All job data, such as its command string, is in yaml config files. Each job loads a specified job db which contains the arbitrary command to execute, and other data, and the command string includes printf style format strings, so query string data from the URL can be used to pass parameters to the job. Dangerous escape characters are removed from the query string before being interpolated into the command string.

The frontend is mongrel2. The broker is connected to the web frontend. The workers all pull from the broker. All work requests are very simple and can be triggered from simple commands at the command line like:

  curl -v http://whatever.com:6769/job_start?job_name=import_category_dump\&date=`/bin/date "+%Y_%m_%d"`

That command would cause all workers which are subscribed to the topic to execute their configured commands, providing a date which can be used in the command string with python style format strings.

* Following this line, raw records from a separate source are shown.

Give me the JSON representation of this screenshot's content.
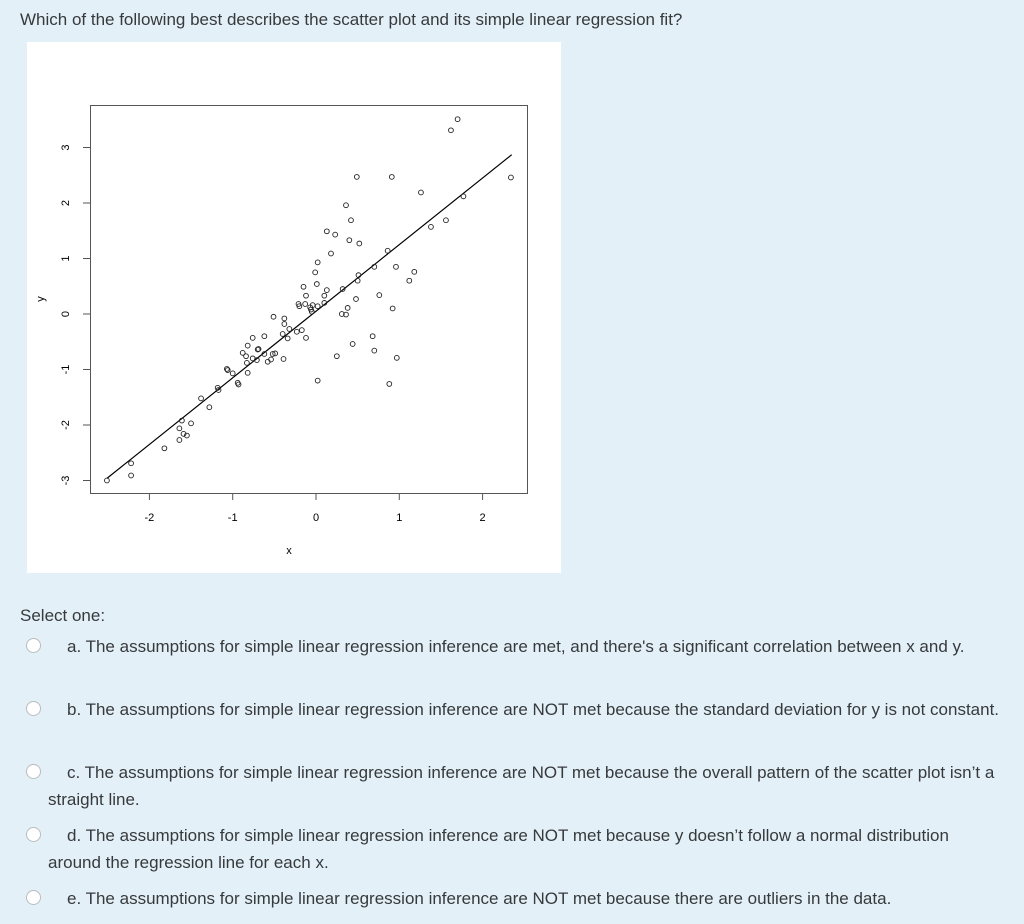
{
  "question": "Which of the following best describes the scatter plot and its simple linear regression fit?",
  "select_label": "Select one:",
  "options": [
    {
      "label": "a. The assumptions for simple linear regression inference are met, and there's a significant correlation between x and y."
    },
    {
      "label": "b. The assumptions for simple linear regression inference are NOT met because the standard deviation for y is not constant."
    },
    {
      "label": "c. The assumptions for simple linear regression inference are NOT met because the overall pattern of the scatter plot isn’t a straight line."
    },
    {
      "label": "d. The assumptions for simple linear regression inference are NOT met because y doesn’t follow a normal distribution around the regression line for each x."
    },
    {
      "label": "e. The assumptions for simple linear regression inference are NOT met because there are outliers in the data."
    }
  ],
  "colors": {
    "background": "#e3f0f8",
    "text": "#373a3c",
    "panel": "#ffffff",
    "ink": "#000000"
  },
  "chart_data": {
    "type": "scatter",
    "xlabel": "x",
    "ylabel": "y",
    "xlim": [
      -2.6,
      2.6
    ],
    "ylim": [
      -3.3,
      3.6
    ],
    "xticks": [
      -2,
      -1,
      0,
      1,
      2
    ],
    "xtick_labels": [
      "-2",
      "-1",
      "0",
      "1",
      "2"
    ],
    "yticks": [
      -3,
      -2,
      -1,
      0,
      1,
      2,
      3
    ],
    "ytick_labels": [
      "-3",
      "-2",
      "-1",
      "0",
      "1",
      "2",
      "3"
    ],
    "grid": false,
    "marker": "open-circle",
    "regression_line": {
      "intercept": 0.05,
      "slope": 1.2,
      "x_range": [
        -2.51,
        2.35
      ]
    },
    "points": [
      [
        -2.51,
        -3.0
      ],
      [
        -2.22,
        -2.69
      ],
      [
        -2.22,
        -2.91
      ],
      [
        -1.82,
        -2.42
      ],
      [
        -1.64,
        -2.27
      ],
      [
        -1.64,
        -2.06
      ],
      [
        -1.61,
        -1.92
      ],
      [
        -1.59,
        -2.16
      ],
      [
        -1.55,
        -2.19
      ],
      [
        -1.5,
        -1.97
      ],
      [
        -1.38,
        -1.52
      ],
      [
        -1.28,
        -1.68
      ],
      [
        -1.18,
        -1.33
      ],
      [
        -1.17,
        -1.37
      ],
      [
        -1.07,
        -0.99
      ],
      [
        -1.06,
        -1.01
      ],
      [
        -1.0,
        -1.07
      ],
      [
        -0.94,
        -1.24
      ],
      [
        -0.93,
        -1.27
      ],
      [
        -0.88,
        -0.7
      ],
      [
        -0.84,
        -0.76
      ],
      [
        -0.83,
        -0.88
      ],
      [
        -0.82,
        -1.06
      ],
      [
        -0.82,
        -0.57
      ],
      [
        -0.76,
        -0.43
      ],
      [
        -0.76,
        -0.8
      ],
      [
        -0.71,
        -0.83
      ],
      [
        -0.7,
        -0.64
      ],
      [
        -0.69,
        -0.63
      ],
      [
        -0.62,
        -0.4
      ],
      [
        -0.62,
        -0.72
      ],
      [
        -0.58,
        -0.86
      ],
      [
        -0.54,
        -0.82
      ],
      [
        -0.52,
        -0.72
      ],
      [
        -0.49,
        -0.71
      ],
      [
        -0.51,
        -0.05
      ],
      [
        -0.39,
        -0.81
      ],
      [
        -0.4,
        -0.36
      ],
      [
        -0.38,
        -0.08
      ],
      [
        -0.38,
        -0.18
      ],
      [
        -0.34,
        -0.44
      ],
      [
        -0.32,
        -0.27
      ],
      [
        -0.23,
        -0.32
      ],
      [
        -0.17,
        -0.29
      ],
      [
        -0.12,
        -0.43
      ],
      [
        -0.21,
        0.18
      ],
      [
        -0.2,
        0.14
      ],
      [
        -0.15,
        0.49
      ],
      [
        -0.12,
        0.33
      ],
      [
        -0.13,
        0.18
      ],
      [
        -0.07,
        0.12
      ],
      [
        -0.06,
        0.08
      ],
      [
        -0.04,
        0.16
      ],
      [
        -0.01,
        0.75
      ],
      [
        0.01,
        0.54
      ],
      [
        0.02,
        0.93
      ],
      [
        0.02,
        -1.2
      ],
      [
        0.02,
        0.14
      ],
      [
        -0.05,
        0.04
      ],
      [
        0.1,
        0.2
      ],
      [
        0.1,
        0.33
      ],
      [
        0.13,
        0.43
      ],
      [
        0.13,
        1.49
      ],
      [
        0.18,
        1.09
      ],
      [
        0.23,
        1.43
      ],
      [
        0.25,
        -0.76
      ],
      [
        0.31,
        0.0
      ],
      [
        0.32,
        0.45
      ],
      [
        0.36,
        -0.01
      ],
      [
        0.38,
        0.11
      ],
      [
        0.4,
        1.33
      ],
      [
        0.36,
        1.96
      ],
      [
        0.42,
        1.69
      ],
      [
        0.44,
        -0.54
      ],
      [
        0.48,
        0.27
      ],
      [
        0.49,
        2.47
      ],
      [
        0.5,
        0.6
      ],
      [
        0.51,
        0.7
      ],
      [
        0.52,
        1.27
      ],
      [
        0.68,
        -0.4
      ],
      [
        0.7,
        -0.66
      ],
      [
        0.7,
        0.85
      ],
      [
        0.76,
        0.34
      ],
      [
        0.86,
        1.14
      ],
      [
        0.88,
        -1.26
      ],
      [
        0.91,
        2.47
      ],
      [
        0.92,
        0.1
      ],
      [
        0.96,
        0.85
      ],
      [
        0.97,
        -0.79
      ],
      [
        1.12,
        0.6
      ],
      [
        1.18,
        0.76
      ],
      [
        1.26,
        2.19
      ],
      [
        1.38,
        1.57
      ],
      [
        1.56,
        1.69
      ],
      [
        1.62,
        3.31
      ],
      [
        1.7,
        3.51
      ],
      [
        1.77,
        2.12
      ],
      [
        2.34,
        2.46
      ]
    ]
  }
}
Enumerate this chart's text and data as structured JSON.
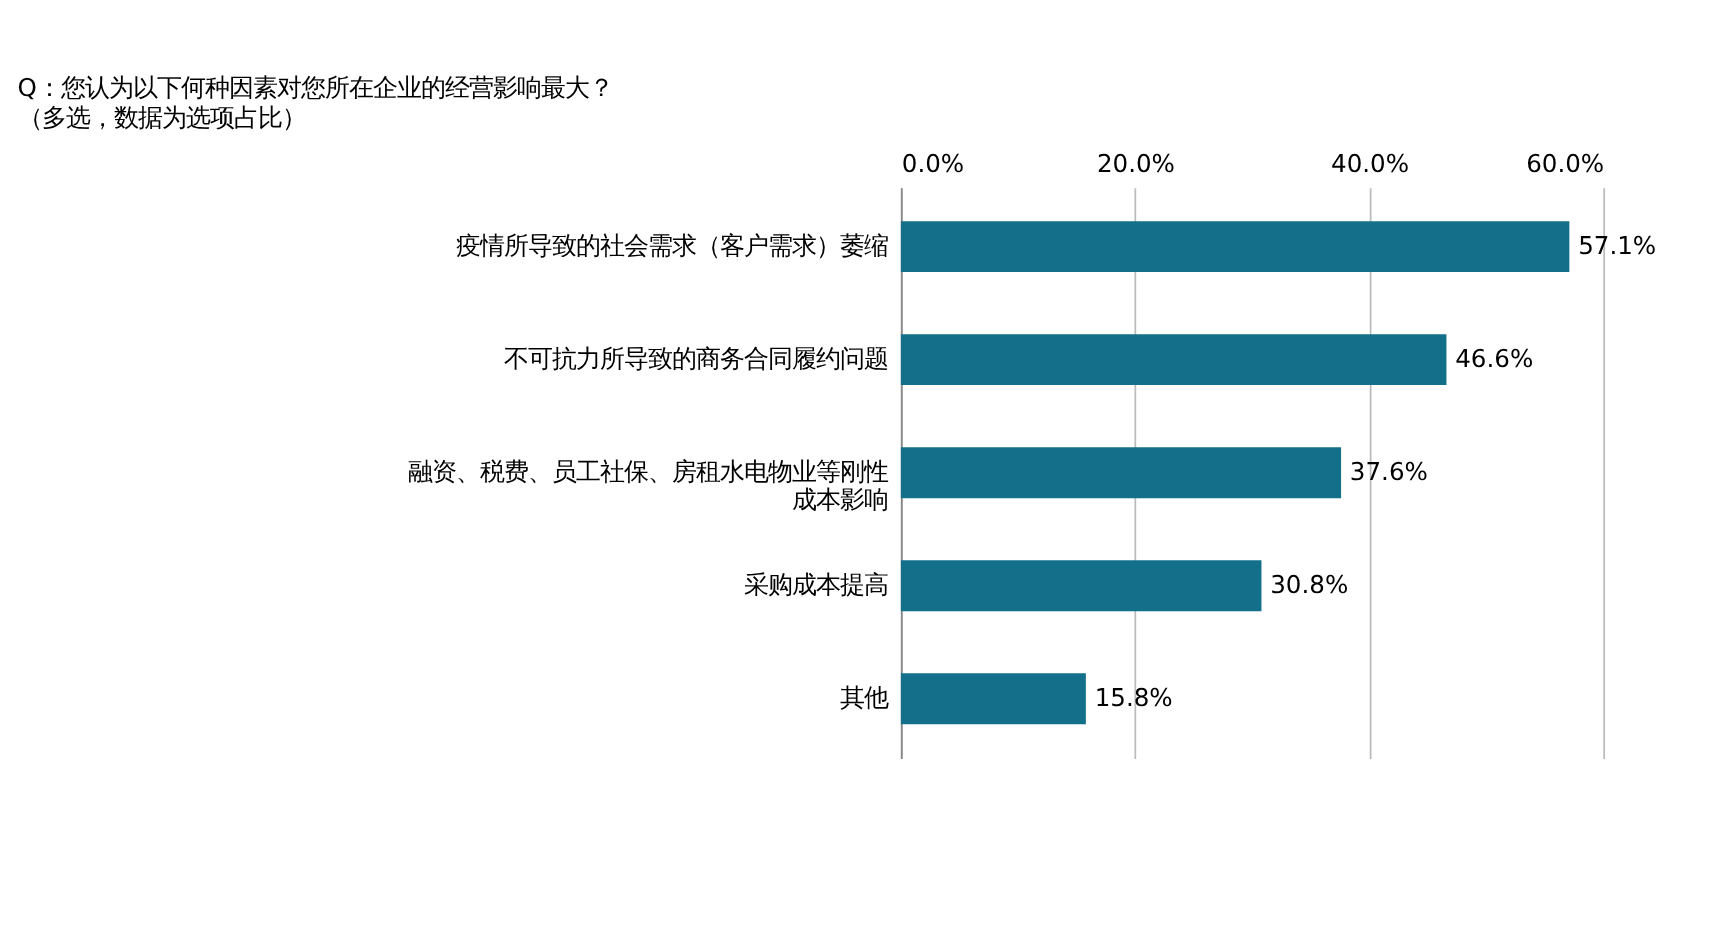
{
  "chart_data": {
    "type": "bar",
    "orientation": "horizontal",
    "title": "Q：您认为以下何种因素对您所在企业的经营影响最大？",
    "subtitle": "（多选，数据为选项占比）",
    "categories": [
      "疫情所导致的社会需求（客户需求）萎缩",
      "不可抗力所导致的商务合同履约问题",
      "融资、税费、员工社保、房租水电物业等刚性成本影响",
      "采购成本提高",
      "其他"
    ],
    "values": [
      57.1,
      46.6,
      37.6,
      30.8,
      15.8
    ],
    "color": "#136f8a",
    "value_labels": [
      "57.1%",
      "46.6%",
      "37.6%",
      "30.8%",
      "15.8%"
    ],
    "xlim": [
      0,
      60
    ],
    "xticks": [
      {
        "value": 0,
        "label": "0.0%"
      },
      {
        "value": 20,
        "label": "20.0%"
      },
      {
        "value": 40,
        "label": "40.0%"
      },
      {
        "value": 60,
        "label": "60.0%"
      }
    ],
    "grid": "x"
  }
}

When done these workers call the next step or they call a failure handler. Each job has an on success and an on failure handler. Each job can also make any other calls by using the http interfact to update status or trigger jobs.

Complex dependencies such as making one job depend on the successful completion of any number of other jobs, so one job can run after 10 jobs finish the first 4 steps, or one job can trigger many other jobs. There's a simple semaphore worker which is used to handle the complex dependencies. When several instances of the semaphore script are used in parallel, then act like a lock which is released when the many dependents are done. So this too is a complex problem, solved with very simple code. The semaphores need to be deployed and started in the right way to handle the complex dependency, but the code is very simple.

I have plans for securing it. I'll make the mongrel2 frontend accept requests only from my own certificate authority.